Professeur Le Dinh Son : Le cœur fait une lampe
(Baonghean) - Sous la pluie froide, je quittai la maison douillette du professeur Le Dinh Son. Dans un instant, l'obscurité recouvrirait toute la ville. Je savais que Mme Thuan préparerait le dîner et lui tendrait un bol de riz fumant, le regard plein d'amour. Il ne pouvait voir ni ses yeux ni son visage, mais ce regard était toujours présent en lui depuis des années. Il était fort possible qu'à cet instant, une pensée poétique lui soit venue. Alors, elle posa discrètement le bol sur le plateau et courut dans la pièce chercher un stylo et un cahier pour qu'il puisse le lire…

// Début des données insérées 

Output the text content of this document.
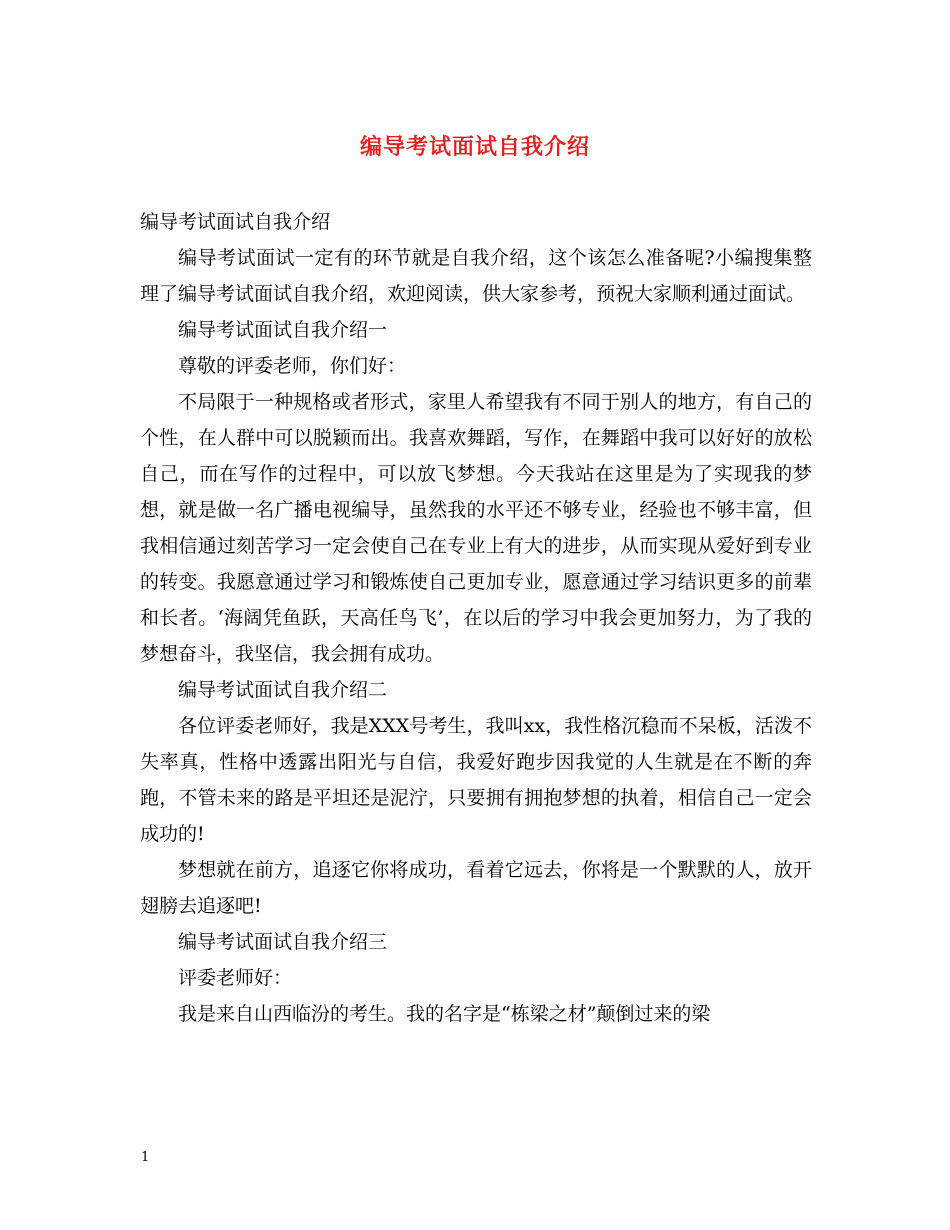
编导考试面试自我介绍

编导考试面试自我介绍

编导考试面试一定有的环节就是自我介绍，这个该怎么准备呢?小编搜集整理了编导考试面试自我介绍，欢迎阅读，供大家参考，预祝大家顺利通过面试。

编导考试面试自我介绍一

尊敬的评委老师，你们好：

不局限于一种规格或者形式，家里人希望我有不同于别人的地方，有自己的个性，在人群中可以脱颖而出。我喜欢舞蹈，写作，在舞蹈中我可以好好的放松自己，而在写作的过程中，可以放飞梦想。今天我站在这里是为了实现我的梦想，就是做一名广播电视编导，虽然我的水平还不够专业，经验也不够丰富，但我相信通过刻苦学习一定会使自己在专业上有大的进步，从而实现从爱好到专业的转变。我愿意通过学习和锻炼使自己更加专业，愿意通过学习结识更多的前辈和长者。‘海阔凭鱼跃，天高任鸟飞’，在以后的学习中我会更加努力，为了我的梦想奋斗，我坚信，我会拥有成功。

编导考试面试自我介绍二

各位评委老师好，我是XXX号考生，我叫xx，我性格沉稳而不呆板，活泼不失率真，性格中透露出阳光与自信，我爱好跑步因我觉的人生就是在不断的奔跑，不管未来的路是平坦还是泥泞，只要拥有拥抱梦想的执着，相信自己一定会成功的!

梦想就在前方，追逐它你将成功，看着它远去，你将是一个默默的人，放开翅膀去追逐吧!

编导考试面试自我介绍三

评委老师好：

我是来自山西临汾的考生。我的名字是“栋梁之材”颠倒过来的梁

1
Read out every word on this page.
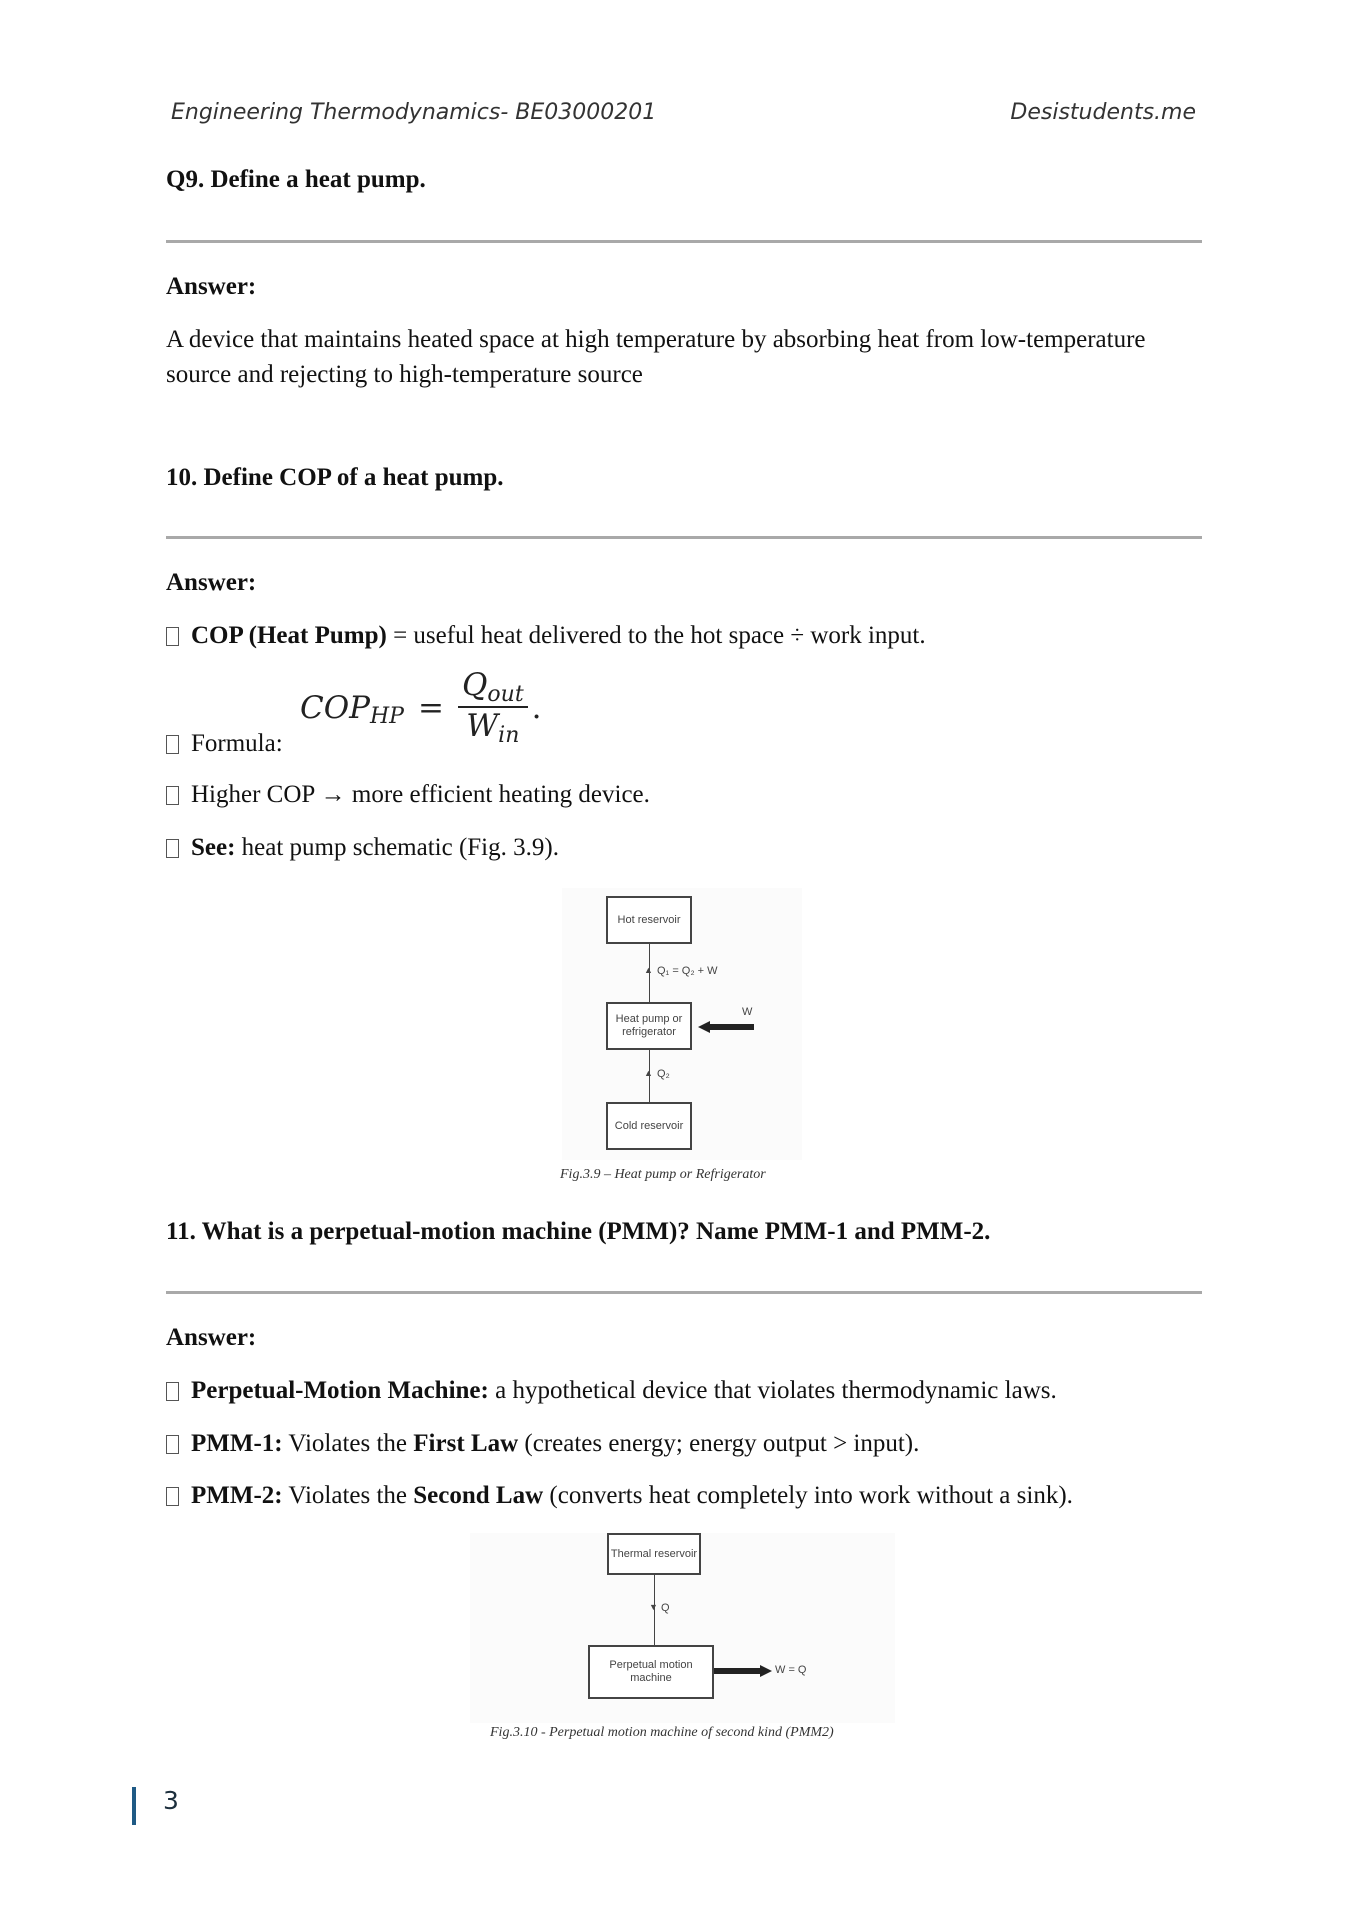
Engineering Thermodynamics- BE03000201	Desistudents.me
Q9. Define a heat pump.
Answer:
A device that maintains heated space at high temperature by absorbing heat from low-temperature source and rejecting to high-temperature source
10. Define COP of a heat pump.
Answer:
COP (Heat Pump) = useful heat delivered to the hot space ÷ work input.
COP HP = $\frac{\text{Qout}}{\text{Win}}$ .
Formula:
Higher COP → more efficient heating device.
See: heat pump schematic (Fig. 3.9).
Hot reservoir
▲ Q₁ = Q₂ + W
Heat pump or refrigerator
W
▲ Q₂
Cold reservoir
Fig.3.9 – Heat pump or Refrigerator
11. What is a perpetual-motion machine (PMM)? Name PMM-1 and PMM-2.
Answer:
Perpetual-Motion Machine: a hypothetical device that violates thermodynamic laws.
PMM-1: Violates the First Law (creates energy; energy output > input).
PMM-2: Violates the Second Law (converts heat completely into work without a sink).
Thermal reservoir
▼ Q
Perpetual motion machine
W = Q
Fig.3.10 - Perpetual motion machine of second kind (PMM2)
3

Certains le qualifient de « poète », d'autres de « théoricien critique ». Certes, il est membre de l'Association des lettres et des arts de Nghe An, au département de théorie et de critique, mais il s'est fait connaître très tôt par la poésie. Non seulement il a reçu un prix de poésie de l'Association des lettres et des arts du Vietnam sur le thème des invalides de guerre et des martyrs (il a remporté le deuxième prix, mais pas le premier) depuis 1973, mais il a également été reconnu pour sa capacité à composer une poésie Tang respectueuse des règles et riche de sens. Il est également l'actuel vice-président du Club de poésie Hong Lam (Vinh-Ville). Mais il a déclaré : « Le qualifier de professeur » est la plus « correcte ». Après 37 ans d'enseignement à la Faculté de Littérature de l'Université de Vinh, l'impression de « M. Son » dans le cœur des collègues et des étudiants n'est pas petite... C'est pourquoi, il y a un « étudiant » d'environ 10 ans plus jeune que le professeur, debout à côté de lui comme deux vieillards, toujours volontaires pour être un « taxi moto » et un « guide » pour que le professeur aille où il a besoin.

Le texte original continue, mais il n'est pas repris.